8. Section 1.5 and Exhibit E of the Agreement provide for payment of an Origination or Referral Pee ("fee") to E-LOAN by AmeriCredit per booked loan in an amount based on loan closure rate (see schedule below).
Closure Rate |
Referral Fee |
[ ** ] |
[ ** ] |
[ ** ] |
[ ** ] |
[ ** ] |
[ ** ] |
[ ** ] |
[ ** ] |
[ ** ] |
[ ** ] |
Beginning July 1, 2001, AmeriCredit agrees to pay E-LOAN a flat fee of $[ ** ]per booked loan with no additional origination or referral fee payment.
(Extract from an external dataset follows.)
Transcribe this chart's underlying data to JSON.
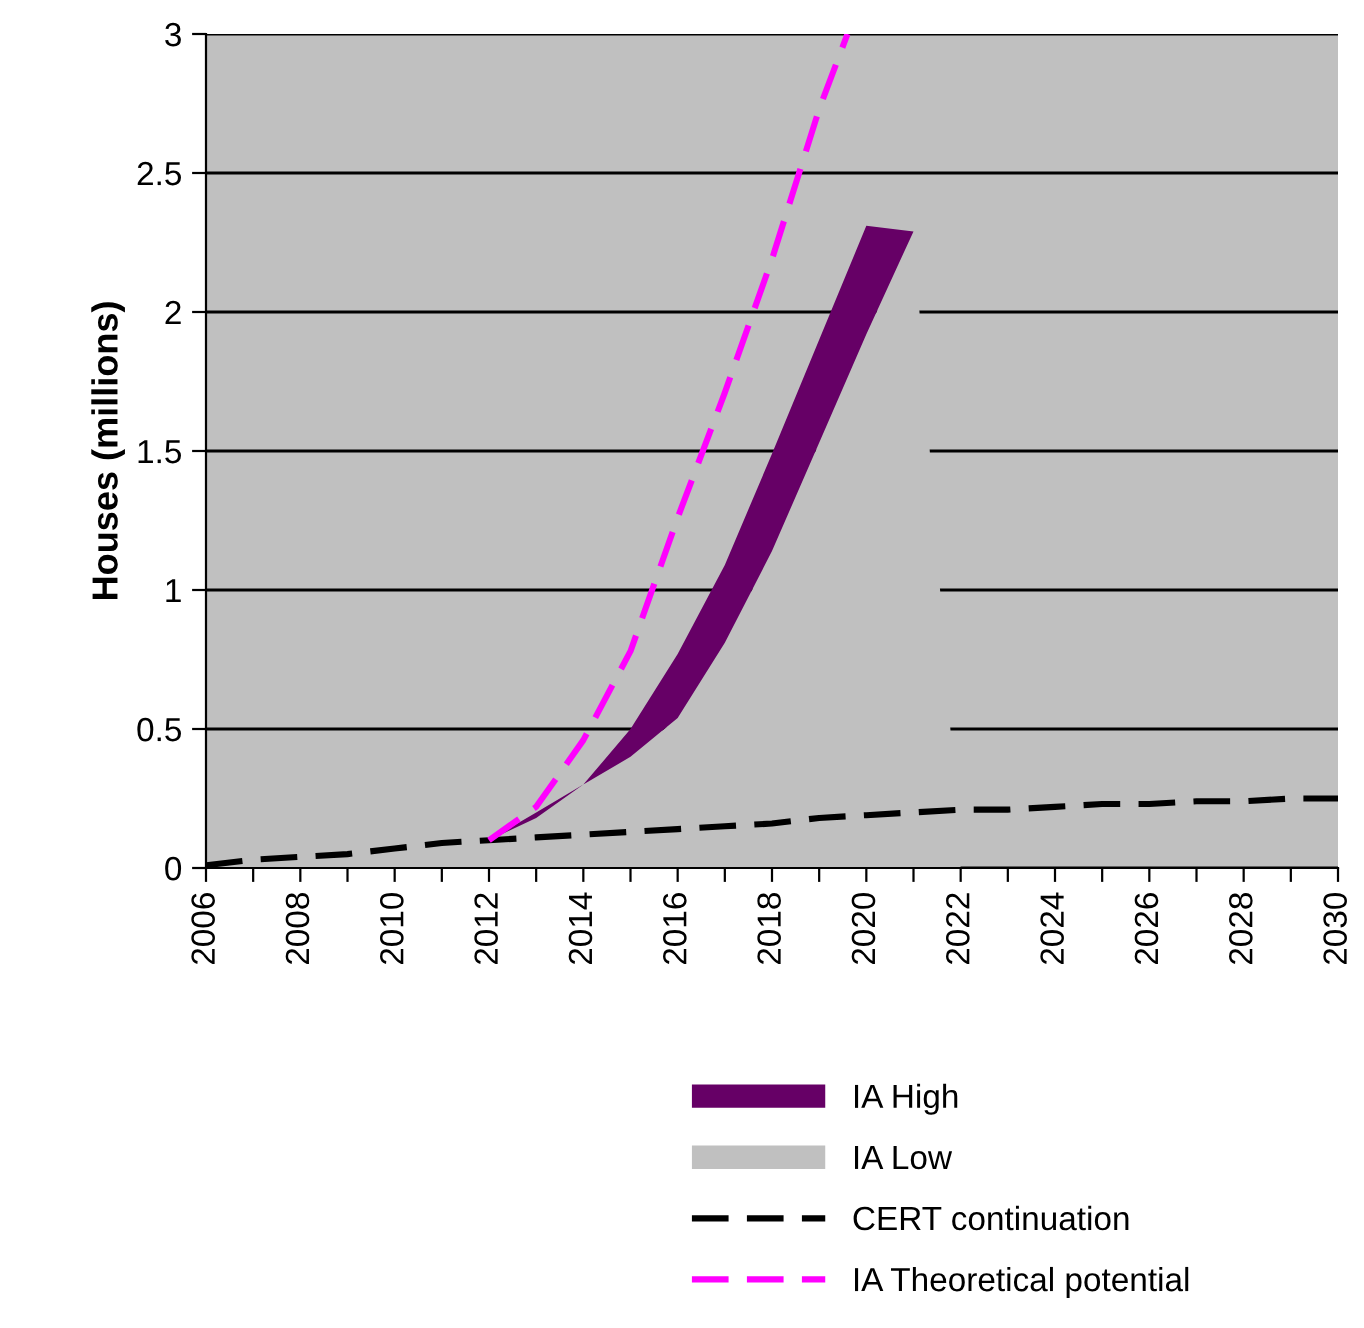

This fee schedule will continue on a monthly basis until the parties mutually spree that these flat fee payments shall cease and a new mutually agreed upon pricing schedule shall take effect.
9. Beginning September 1, 2001, for the loans AmeriCredit purchases, AmeriCredit will take responsibility for certificate of title follow up and lien perfection except for those loans where the certificate of title has been issued reflecting an incorrect lienholder or the title requires a correction that must be facilitated by E-LOAN. The parties will mutually agree on the rights and responsibilities of all title follow up pursuant to a Title Follow Up Transition Plan, of which the terms and conditions are incorporated herein.
The Agreement is hereby modified and amended to incorporate the terms and conditions set forth herein, which shall supersede and prevail over any conflicting terms of the Agreement. Except for the changes above, all of the terms and conditions of the Agreement remain in full force and effect.